A new innovation in silly electric vehicle battery technology:


More to come soon.

March 11, 2015

New Cross Slide

Since I only have one of the original taig cross slides, but want both a cross slide and compound on the mini lathe, I had to make a new cross slide from scratch.  Also, since the little ballscrews I'm using are right-handed, rather than left-handed like cross feed leadscrews normally are, the whole system has to be rethought a bit.  To get the correct motion, the handwheel that moves the cross slide will be fixed to the cross slide, rather than the carriage.  Basically the same way compounds are normally set up.

As with most projects, I started out with a nice brick of aluminum.  The original cross slide is on top for reference:


It's significantly bigger than the original for a couple reasons.  First, by mounting the handwheel on the cross slide, you lose travel distance towards the spindle, since the hand wheel would collide with the carriage.  Also, I just wanted a bit more travel than a stock Taig has.

Why isn't it steel, or better yet, cast iron?  Well, aluminum was good enough for Taig... I may try hard-anodizing it like the original to improve its wear resistance.  Also I don't have any cast iron bricks lying around.

I faced the brick to size, and cut a strip of brass to make a gib from.  The bar I cut from had some nasty internal stresses, so the piece warped like crazy when I slit it off.  I was able to machine it down to size and get rid of the warp, though:


Here's the squarely-milled jib and cross slide.  A few holes were drilled and tapped to fix the two together, and then I milled the dovetails:


Preparing to mill the dovetails:


Turned out pretty nicely.  Tapped holes along the side were added for adjusting the gib.

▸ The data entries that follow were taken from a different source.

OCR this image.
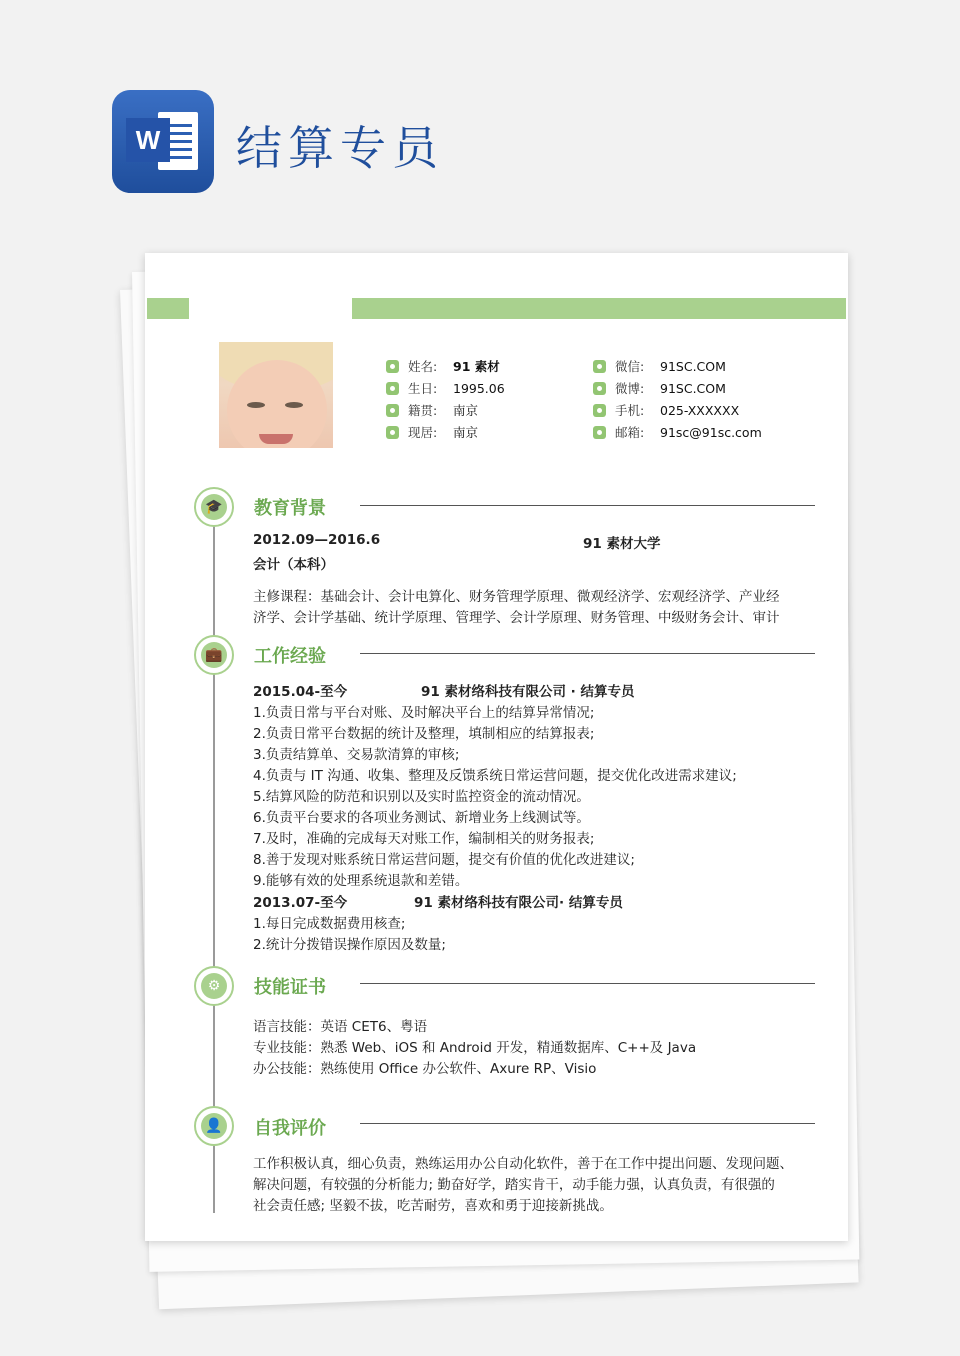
W 结算专员
姓名:	91 素材
生日:	1995.06
籍贯:	南京
现居:	南京
微信:	91SC.COM
微博:	91SC.COM
手机:	025-XXXXXX
邮箱:	91sc@91sc.com
🎓 教育背景
2012.09—2016.6	91 素材大学
会计（本科）
主修课程：基础会计、会计电算化、财务管理学原理、微观经济学、宏观经济学、产业经
济学、会计学基础、统计学原理、管理学、会计学原理、财务管理、中级财务会计、审计
💼 工作经验
2015.04-至今	91 素材络科技有限公司 · 结算专员
1.负责日常与平台对账、及时解决平台上的结算异常情况;
2.负责日常平台数据的统计及整理，填制相应的结算报表;
3.负责结算单、交易款清算的审核;
4.负责与 IT 沟通、收集、整理及反馈系统日常运营问题，提交优化改进需求建议;
5.结算风险的防范和识别以及实时监控资金的流动情况。
6.负责平台要求的各项业务测试、新增业务上线测试等。
7.及时，准确的完成每天对账工作，编制相关的财务报表;
8.善于发现对账系统日常运营问题，提交有价值的优化改进建议;
9.能够有效的处理系统退款和差错。
2013.07-至今	91 素材络科技有限公司· 结算专员
1.每日完成数据费用核查;
2.统计分拨错误操作原因及数量;
⚙	技能证书
语言技能：英语 CET6、粤语
专业技能：熟悉 Web、iOS 和 Android 开发，精通数据库、C++及 Java
办公技能：熟练使用 Office 办公软件、Axure RP、Visio
👤 自我评价
工作积极认真，细心负责，熟练运用办公自动化软件，善于在工作中提出问题、发现问题、
解决问题，有较强的分析能力; 勤奋好学，踏实肯干，动手能力强，认真负责，有很强的
社会责任感; 坚毅不拔，吃苦耐劳，喜欢和勇于迎接新挑战。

I lapped the surface the same way as last time to get it to slide smoothly:


Next episode, I'll be adding the ballscrew and hand wheel to the cross slide.

March 1, 2015

Taig Mini Lathe

Back over the summer, while exploring some dusty top shelves at MITERS, I found what appeared to be they ways, carriage, and cross slide from a tiny lathe.  No one seemed to recognize them (and they were covered in a healthy layer of dust), so I claimed the parts as my own.  The steel dovetail ways were a bit rusty, but everything seemed in good shape otherwise.

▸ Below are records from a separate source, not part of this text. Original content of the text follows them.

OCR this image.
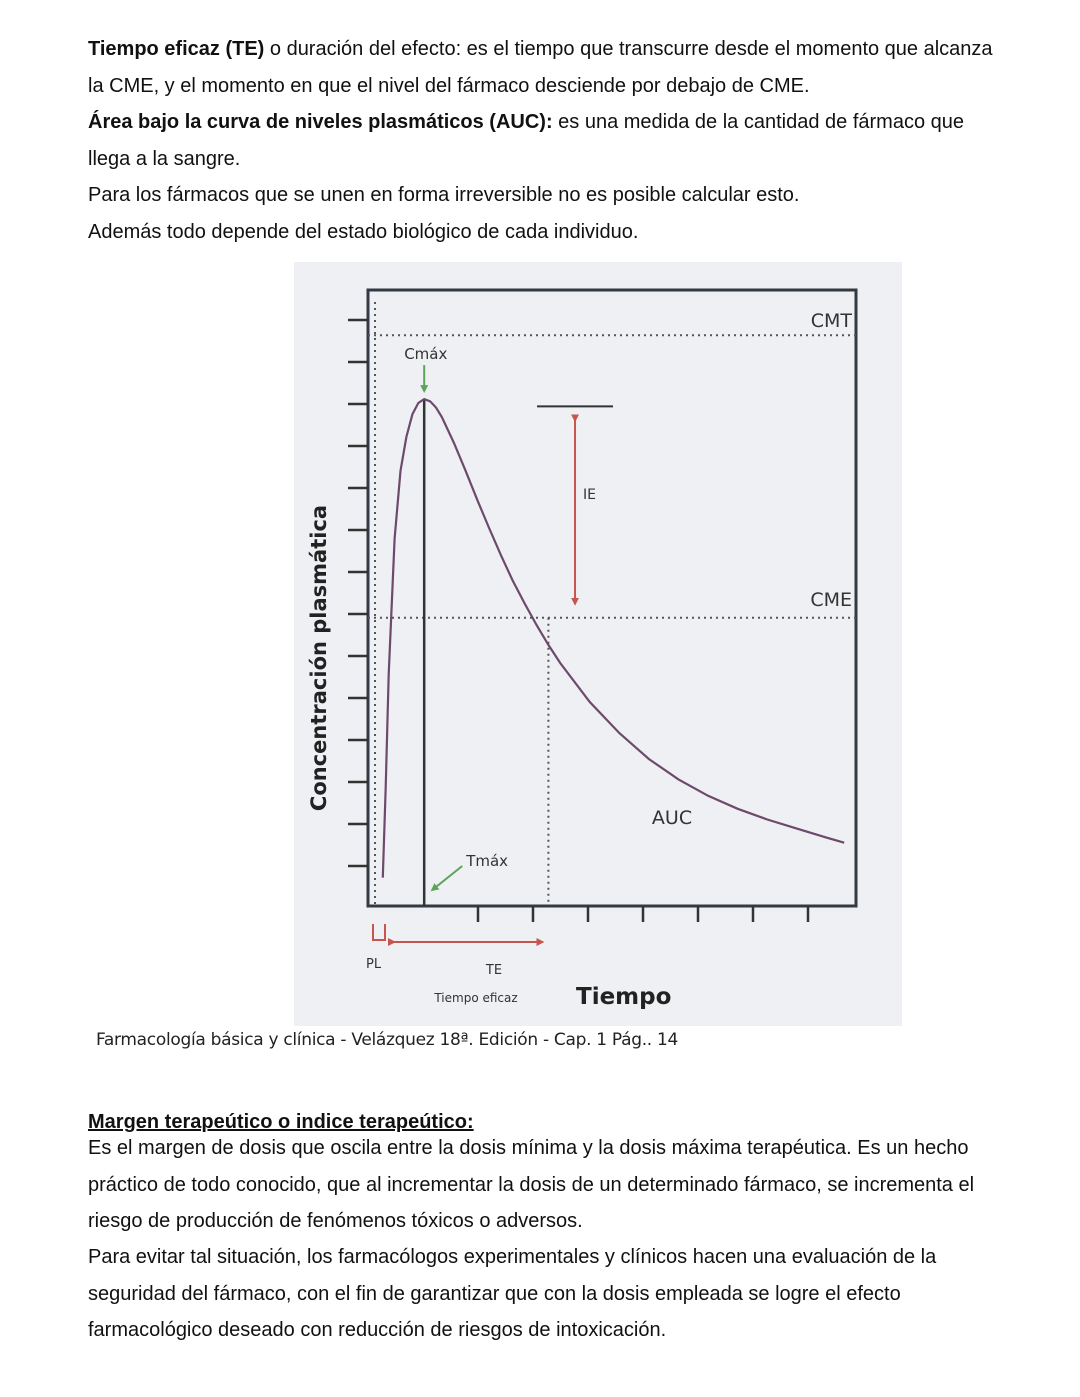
Tiempo eficaz (TE) o duración del efecto: es el tiempo que transcurre desde el momento que alcanza la CME, y el momento en que el nivel del fármaco desciende por debajo de CME.

Área bajo la curva de niveles plasmáticos (AUC): es una medida de la cantidad de fármaco que llega a la sangre.

Para los fármacos que se unen en forma irreversible no es posible calcular esto.

Además todo depende del estado biológico de cada individuo.

CMT
CME
IE
Cmáx
Tmáx
AUC
PL	TE
Tiempo eficaz	Tiempo
Concentración plasmática
Farmacología básica y clínica - Velázquez 18ª. Edición - Cap. 1 Pág.. 14
Margen terapeútico o indice terapeútico:

Es el margen de dosis que oscila entre la dosis mínima y la dosis máxima terapéutica. Es un hecho práctico de todo conocido, que al incrementar la dosis de un determinado fármaco, se incrementa el riesgo de producción de fenómenos tóxicos o adversos.

Para evitar tal situación, los farmacólogos experimentales y clínicos hacen una evaluación de la seguridad del fármaco, con el fin de garantizar que con la dosis empleada se logre el efecto farmacológico deseado con reducción de riesgos de intoxicación.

The design of this thing is unusual.  The tailstock is lever-actuated, the carriage is cast aluminum with machined surfaces, and the cross slide looks like an anodized aluminum extrusion.

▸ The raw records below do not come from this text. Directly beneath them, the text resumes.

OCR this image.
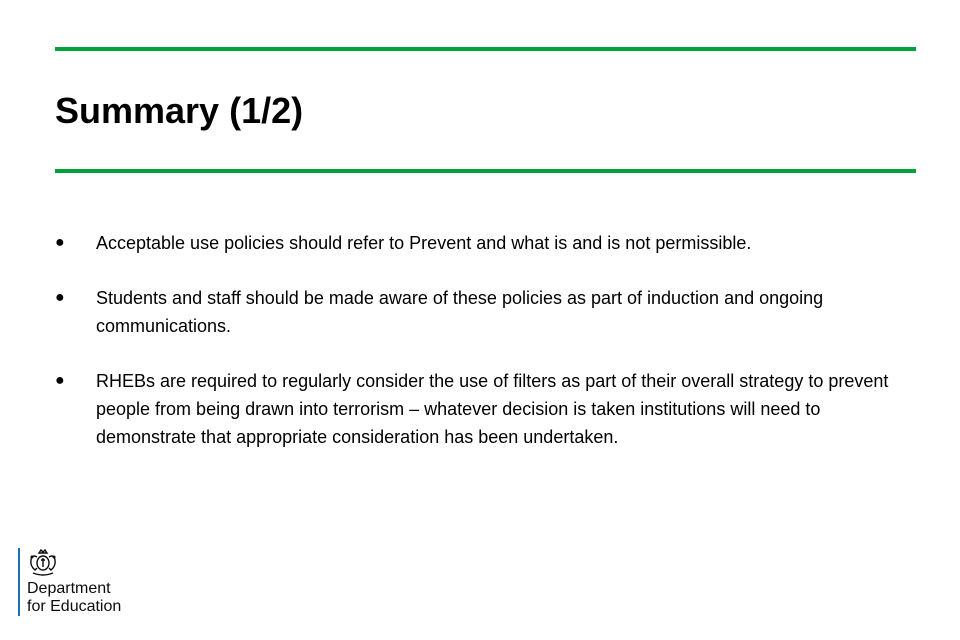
Summary (1/2)
●	Acceptable use policies should refer to Prevent and what is and is not permissible.
●	Students and staff should be made aware of these policies as part of induction and ongoing communications.
●	RHEBs are required to regularly consider the use of filters as part of their overall strategy to prevent people from being drawn into terrorism – whatever decision is taken institutions will need to demonstrate that appropriate consideration has been undertaken.
Department
for Education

While looking at shiny machined things on some corner of the internet, I found a photo of a workpiece in a small lathe, and I recognized the distinct carriage and way assembly.  Elsewhere on the site, the lathe was identified as a Taig machine.  Turns out there's a pretty large community of people who use (and heavily modify) these machines.  Here's an example of a blog dedicated Taig mill and lathe projects.  

All the parts for the lathe are readily purchasable, and they are actually really reasonably priced.  But that would be no fun, so I'm going to basically build everything from scratch.  My basic plans are:

  • Make it metric!  Why?  Because metric is great, and I also happen to have a pair of sweet 1mm pitch metric ball screws I'll be using on the cross slide and the compound.  I haven't yet figured out the carriage rack situation though.  
  • Make a headstock and spindle.
  • Make a chuck from scratch.  Depending on how adventurous I'm feeling I may make both an independent 4-jaw (definitely easier to make) or a 3-jaw scroll chuck.
  • Brushless motor drive.  I'm deciding between a SK3 and a fancy Moog inrunner I have lying around.  The Moog will be quieter and shinier, but is definitely less power dense.
  • Make a new cross slide, and turn the old one into a compound slide.
  • Add a leadscrew for the carriage, for at least one speed of auto feed.  I don't care about threading, but a slow auto feed speed for finishing passes would be nice.
  • Make a mini quick change toolpost.

To start out, I removed most of the rust with steel wool, and then lapped the ways with oil and fine polishing compound.


In the next episode, I'll make a new cross slide, and ball screw couple it to the carriage.